Een messiaanse psalm! De Koning der ere is de Zoon van God. Jezus, de Messias, in de psalmen!

Lof
Als we geen woorden meer hebben voor dank en verwondering klimmen we op tot de lofzegging. God mag in het leven van een mens – zoals bij Paulus – grote daden hebben gedaan, de verwondering richt zich op Hem, die in de wereld is gekomen om zondaren zalig te maken. De verwondering verheft zich vervolgens tot lofzegging:

Lof zij de Heer, de almachtige der ere,
dat aard en hemel de lof Zijner glorie vermere,
meng in 't geklank,
ziel uw aanbiddende dank,
loof al wat adem de Heere Koning

Het Kind, dat in de wereld kwam, is Koning der eeuwen en Koning der ere. Zo vieren we kerst. De engelen gingen voorop in de lofprijzing. Ere zij God, vrede op aarde, in mensen een welbehagen.

Wisseling
Beter dan met een lofprijzing op de geboren Koning der joden, die 'Koning der eeuwen' is, kunnen we de laatste kerstviering van de eeuw, die tevens de laatste kerstviering van het tweede millennium na Zijn geboorte is, niet afsluiten. Wij mensen omspannen met ons leventje maar een gedeelte van een eeuw en een partje van een millennium. Maar Hij omspant de eeuwen. Bij de laatste kerstviering van het millennium mogen we de Koningspsalmen, die ooit in messiaanse perspectief werden aangeheven, nu vanuit de vervulling in Christus aanheffen. 'Uw koninkrijk is een koninkrijk van alle eeuwen' (Ps. 145 : 13).
We mogen de profeten tot op Christus lezen. 'De gangen der eeuwen zijn Zijne' (Hab. 3 : 6).

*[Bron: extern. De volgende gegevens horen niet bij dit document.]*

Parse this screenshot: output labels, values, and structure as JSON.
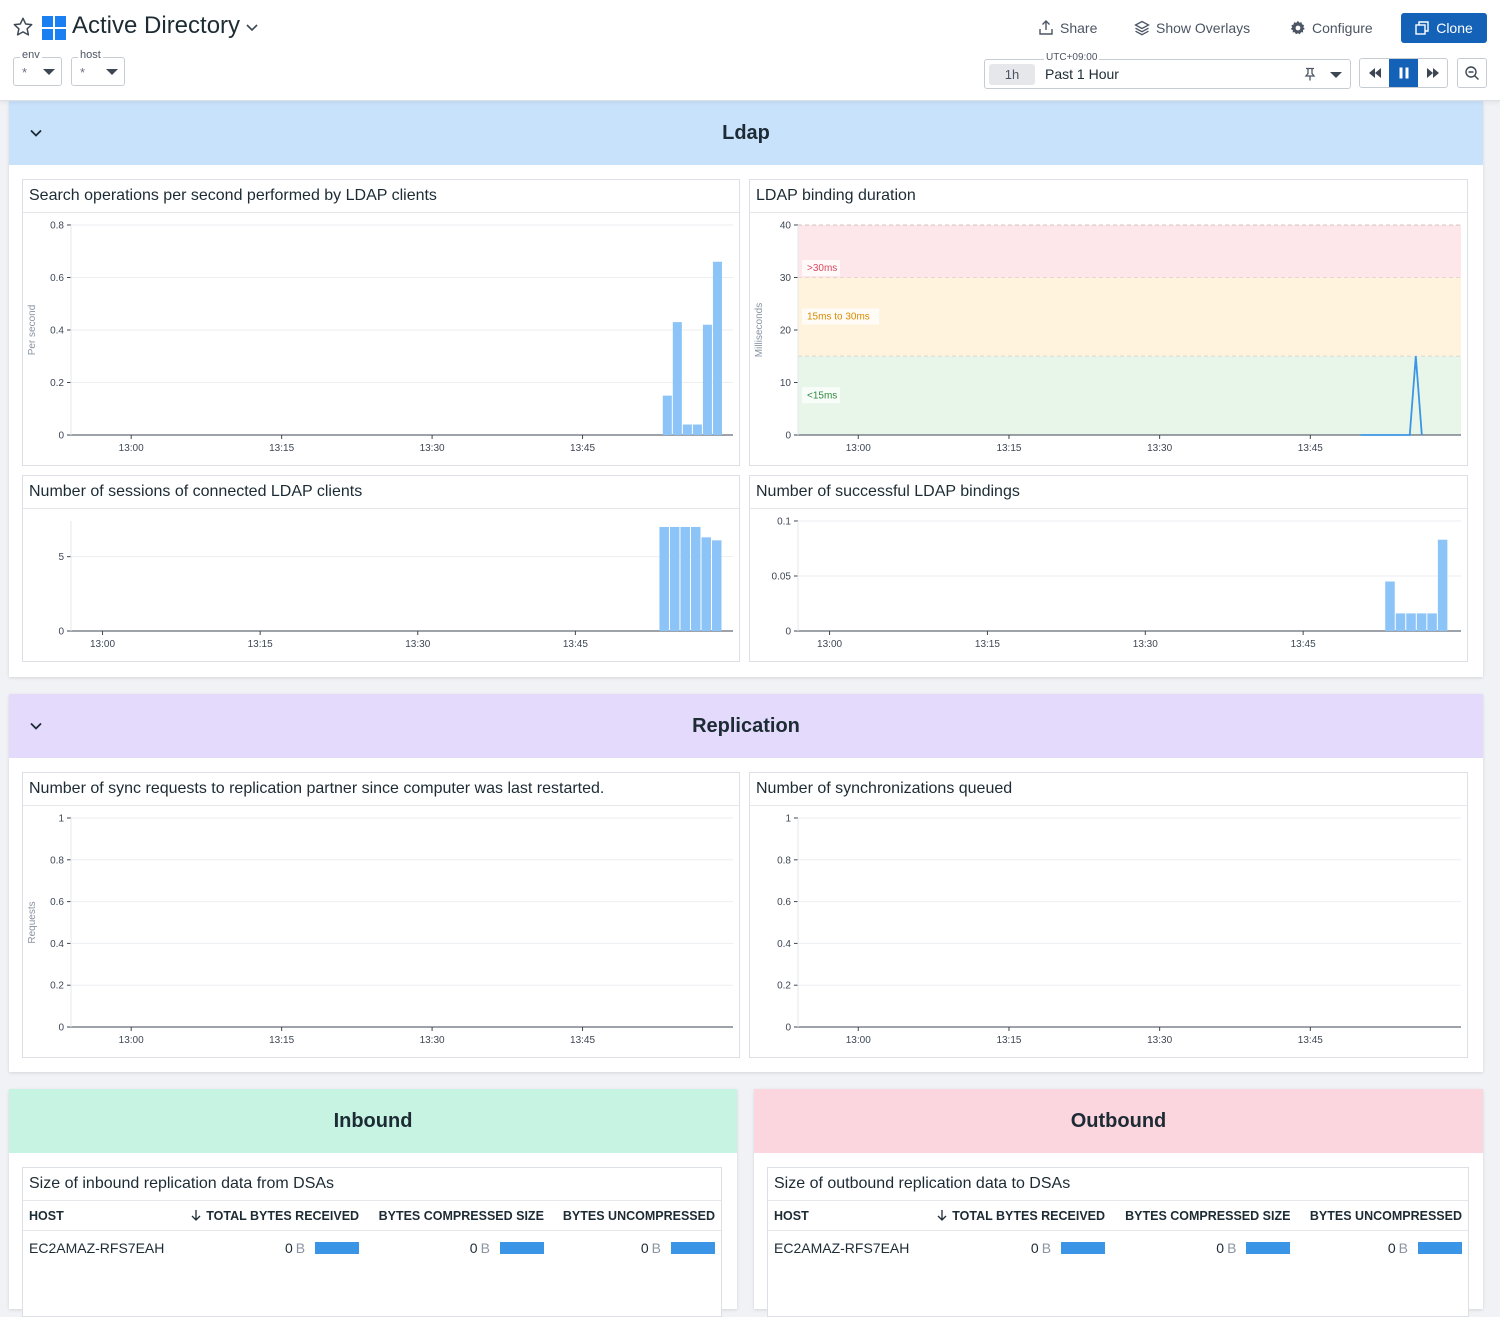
{
  "header": {
    "title": "Active Directory",
    "vars": [
      {
        "label": "env",
        "value": "*"
      },
      {
        "label": "host",
        "value": "*"
      }
    ],
    "share_label": "Share",
    "overlays_label": "Show Overlays",
    "configure_label": "Configure",
    "clone_label": "Clone",
    "timezone": "UTC+09:00",
    "time_pill": "1h",
    "time_label": "Past 1 Hour"
  },
  "colors": {
    "accent": "#1461b8",
    "bar": "#8cc4f8",
    "line": "#3b95e6",
    "ldap_header": "#c9e2fb",
    "replication_header": "#e4dafc",
    "inbound_header": "#c6f3e2",
    "outbound_header": "#fcd6df"
  },
  "groups": {
    "ldap": {
      "title": "Ldap"
    },
    "replication": {
      "title": "Replication"
    },
    "inbound": {
      "title": "Inbound"
    },
    "outbound": {
      "title": "Outbound"
    }
  },
  "widgets": {
    "search_ops": {
      "title": "Search operations per second performed by LDAP clients"
    },
    "bind_duration": {
      "title": "LDAP binding duration"
    },
    "sessions": {
      "title": "Number of sessions of connected LDAP clients"
    },
    "bindings": {
      "title": "Number of successful LDAP bindings"
    },
    "sync_requests": {
      "title": "Number of sync requests to replication partner since computer was last restarted."
    },
    "sync_queued": {
      "title": "Number of synchronizations queued"
    },
    "inbound_table": {
      "title": "Size of inbound replication data from DSAs"
    },
    "outbound_table": {
      "title": "Size of outbound replication data to DSAs"
    }
  },
  "tables": {
    "inbound": {
      "columns": [
        "HOST",
        "TOTAL BYTES RECEIVED",
        "BYTES COMPRESSED SIZE",
        "BYTES UNCOMPRESSED"
      ],
      "rows": [
        {
          "host": "EC2AMAZ-RFS7EAH",
          "v1": "0",
          "u1": "B",
          "v2": "0",
          "u2": "B",
          "v3": "0",
          "u3": "B"
        }
      ]
    },
    "outbound": {
      "columns": [
        "HOST",
        "TOTAL BYTES RECEIVED",
        "BYTES COMPRESSED SIZE",
        "BYTES UNCOMPRESSED"
      ],
      "rows": [
        {
          "host": "EC2AMAZ-RFS7EAH",
          "v1": "0",
          "u1": "B",
          "v2": "0",
          "u2": "B",
          "v3": "0",
          "u3": "B"
        }
      ]
    }
  },
  "chart_data": [
    {
      "id": "search_ops",
      "type": "bar",
      "title": "Search operations per second performed by LDAP clients",
      "ylabel": "Per second",
      "xlim": [
        12.9,
        14.0
      ],
      "x_ticks": [
        "13:00",
        "13:15",
        "13:30",
        "13:45"
      ],
      "ylim": [
        0,
        0.8
      ],
      "y_ticks": [
        0,
        0.2,
        0.4,
        0.6,
        0.8
      ],
      "y_tick_labels": [
        "0",
        "0.2",
        "0.4",
        "0.6",
        "0.8"
      ],
      "x": [
        53,
        54,
        55,
        56,
        57,
        58
      ],
      "values": [
        0.15,
        0.43,
        0.04,
        0.04,
        0.42,
        0.66
      ]
    },
    {
      "id": "bind_duration",
      "type": "line",
      "title": "LDAP binding duration",
      "ylabel": "Milliseconds",
      "xlim": [
        12.9,
        14.0
      ],
      "x_ticks": [
        "13:00",
        "13:15",
        "13:30",
        "13:45"
      ],
      "ylim": [
        0,
        40
      ],
      "y_ticks": [
        0,
        10,
        20,
        30,
        40
      ],
      "y_tick_labels": [
        "0",
        "10",
        "20",
        "30",
        "40"
      ],
      "bands": [
        {
          "from": 30,
          "to": 40,
          "label": ">30ms",
          "color": "#fde7ea",
          "text_color": "#d9485f"
        },
        {
          "from": 15,
          "to": 30,
          "label": "15ms to 30ms",
          "color": "#fff3de",
          "text_color": "#d98b00"
        },
        {
          "from": 0,
          "to": 15,
          "label": "<15ms",
          "color": "#e8f6ea",
          "text_color": "#2e8b3d"
        }
      ],
      "x": [
        50,
        54.9,
        55.5,
        56.1
      ],
      "values": [
        0,
        0,
        15,
        0
      ]
    },
    {
      "id": "sessions",
      "type": "bar",
      "title": "Number of sessions of connected LDAP clients",
      "ylabel": "",
      "xlim": [
        12.95,
        14.0
      ],
      "x_ticks": [
        "13:00",
        "13:15",
        "13:30",
        "13:45"
      ],
      "ylim": [
        0,
        7.4
      ],
      "y_ticks": [
        0,
        5
      ],
      "y_tick_labels": [
        "0",
        "5"
      ],
      "x": [
        53,
        54,
        55,
        56,
        57,
        58
      ],
      "values": [
        7,
        7,
        7,
        7,
        6.3,
        6.1
      ]
    },
    {
      "id": "bindings",
      "type": "bar",
      "title": "Number of successful LDAP bindings",
      "ylabel": "",
      "xlim": [
        12.95,
        14.0
      ],
      "x_ticks": [
        "13:00",
        "13:15",
        "13:30",
        "13:45"
      ],
      "ylim": [
        0,
        0.1
      ],
      "y_ticks": [
        0,
        0.05,
        0.1
      ],
      "y_tick_labels": [
        "0",
        "0.05",
        "0.1"
      ],
      "x": [
        52.8,
        53.8,
        54.8,
        55.8,
        56.8,
        57.8
      ],
      "values": [
        0.045,
        0.016,
        0.016,
        0.016,
        0.016,
        0.083
      ]
    },
    {
      "id": "sync_requests",
      "type": "line",
      "title": "Number of sync requests to replication partner since computer was last restarted.",
      "ylabel": "Requests",
      "xlim": [
        12.9,
        14.0
      ],
      "x_ticks": [
        "13:00",
        "13:15",
        "13:30",
        "13:45"
      ],
      "ylim": [
        0,
        1
      ],
      "y_ticks": [
        0,
        0.2,
        0.4,
        0.6,
        0.8,
        1
      ],
      "y_tick_labels": [
        "0",
        "0.2",
        "0.4",
        "0.6",
        "0.8",
        "1"
      ],
      "x": [],
      "values": []
    },
    {
      "id": "sync_queued",
      "type": "line",
      "title": "Number of synchronizations queued",
      "ylabel": "",
      "xlim": [
        12.9,
        14.0
      ],
      "x_ticks": [
        "13:00",
        "13:15",
        "13:30",
        "13:45"
      ],
      "ylim": [
        0,
        1
      ],
      "y_ticks": [
        0,
        0.2,
        0.4,
        0.6,
        0.8,
        1
      ],
      "y_tick_labels": [
        "0",
        "0.2",
        "0.4",
        "0.6",
        "0.8",
        "1"
      ],
      "x": [],
      "values": []
    }
  ]
}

Op de nieuwtestamentische gemeente zijn de einden der eeuwen gekomen (1 Kor. 10 : 11). Als Paulus dat in zijn dagen al zei, hoeveel te meer geldt het in onze dagen. We leven, tussen de tijden, nòg weer dichter bij de Laatste Dag.
Maar de gemeente van Christus mag bemoedigd de nieuwe eeuw en het nieuwe millennium ingaan. Want Christus is met ons, 'de Hoop der heerlijkheid' (Kol. 2 : 26).

Wereldwijd
Al twintig eeuwen is de boodschap van de geboorte van Christus verkondigd. Het feest van Zijn geboorte is vaak verwereldlijkt en geromantiseerd, vermenselijkt en gedegradeerd in uiterlijk vertoon. Maar diegenen, die, zoals Paulus, door Zijn Licht op hun levensweg zijn omschenen, hebben de eeuwen door in verwondering aanbeden. En als er geen woorden van verwondering meer waren, dan waren er de woorden van lofprijzing. Eer aan de Koning der eeuwen!

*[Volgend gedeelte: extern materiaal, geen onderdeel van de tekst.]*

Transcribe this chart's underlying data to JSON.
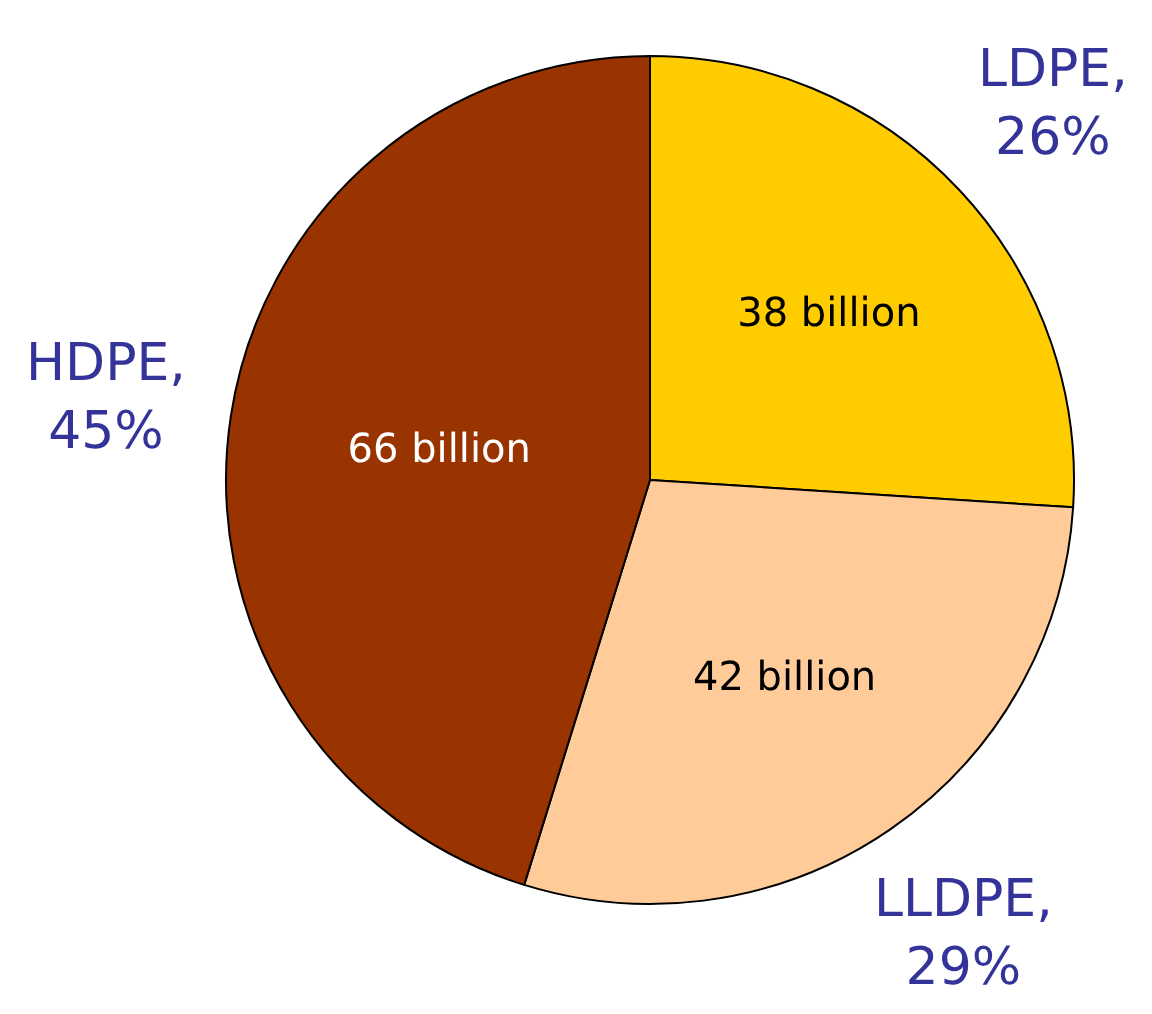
{
  "chart_data": {
    "type": "pie",
    "categories": [
      "LDPE, 26%",
      "LLDPE, 29%",
      "HDPE, 45%"
    ],
    "values": [
      38,
      42,
      66
    ],
    "colors": [
      "#ffcc00",
      "#ffcc99",
      "#993300"
    ],
    "value_labels": [
      "38 billion",
      "42 billion",
      "66 billion"
    ],
    "legend": false
  }
}
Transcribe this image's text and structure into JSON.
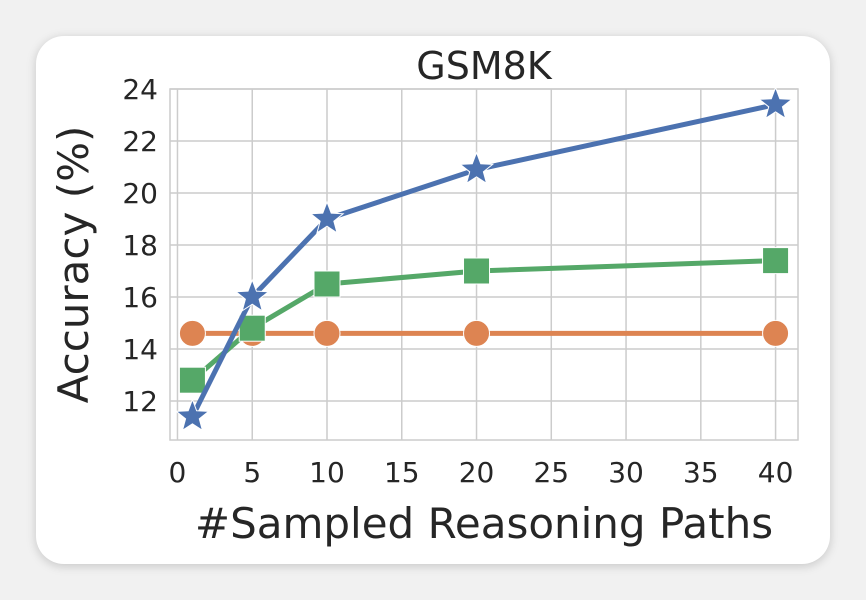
{
  "chart_data": {
    "type": "line",
    "title": "GSM8K",
    "xlabel": "#Sampled Reasoning Paths",
    "ylabel": "Accuracy (%)",
    "xlim": [
      -0.5,
      41.5
    ],
    "ylim": [
      10.5,
      24
    ],
    "xticks": [
      0,
      5,
      10,
      15,
      20,
      25,
      30,
      35,
      40
    ],
    "yticks": [
      12,
      14,
      16,
      18,
      20,
      22,
      24
    ],
    "grid": true,
    "series": [
      {
        "marker": "star",
        "color": "#4c72b0",
        "x": [
          1,
          5,
          10,
          20,
          40
        ],
        "y": [
          11.4,
          16.0,
          19.0,
          20.9,
          23.4
        ]
      },
      {
        "marker": "square",
        "color": "#55a868",
        "x": [
          1,
          5,
          10,
          20,
          40
        ],
        "y": [
          12.8,
          14.8,
          16.5,
          17.0,
          17.4
        ]
      },
      {
        "marker": "circle",
        "color": "#dd8452",
        "x": [
          1,
          5,
          10,
          20,
          40
        ],
        "y": [
          14.6,
          14.6,
          14.6,
          14.6,
          14.6
        ]
      }
    ]
  }
}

Ik sluit daarom af met de vierde strofe van het Abrosiaanse lofgezang Te Deum, in onze taal gedicht door Ahasverus van den Bag (1733-1807):

U, Christus, onze Heer, bekleed met majesteit,
U, 's Vaders eenge Zoon, zij lof in eeuwigheid.
Het mensdom lag in schuld en vloek voor God verloren.
Gij werd de mens tot heil uit ene maagd geboren.
Gij hebt aan 't kruis voor ons de dood zijn macht ontnomen,
zo baande G' ons de weg, om weer tot God te komen.

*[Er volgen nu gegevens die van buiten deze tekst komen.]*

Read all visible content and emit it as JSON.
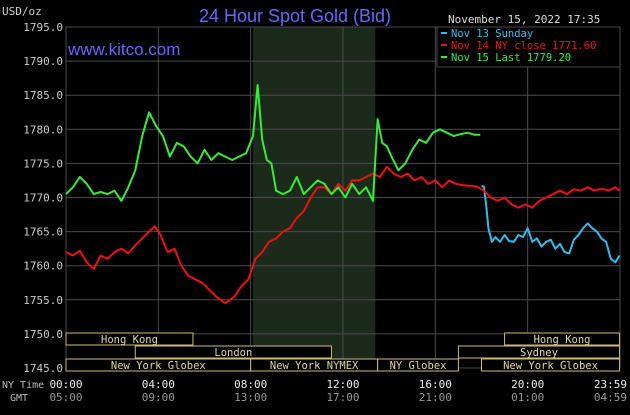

God werd Mens. Een Kind was Koning. Een Lam was Leeuw. Wij loven U, o God, wij prijzen Uwe Naam.

v. d. G.

[Tekst afbeelding: De vier ruiters uit Opendaring (detail)
Viktor Mikkailovich Vasnetsov (1848-1926)
Uit: Alpha en Omega, uitg. Ten Have, Baarn.]

Dit artikel werd u aangeboden door: de Gereformeerde Bond

Deze tekst is geautomatiseerd gemaakt en kan nog fouten bevatten. Digibron werkt voortdurend aan correctie. Klik voor het origineel door naar de pdf. Voor opmerkingen, vragen, informatie: contact.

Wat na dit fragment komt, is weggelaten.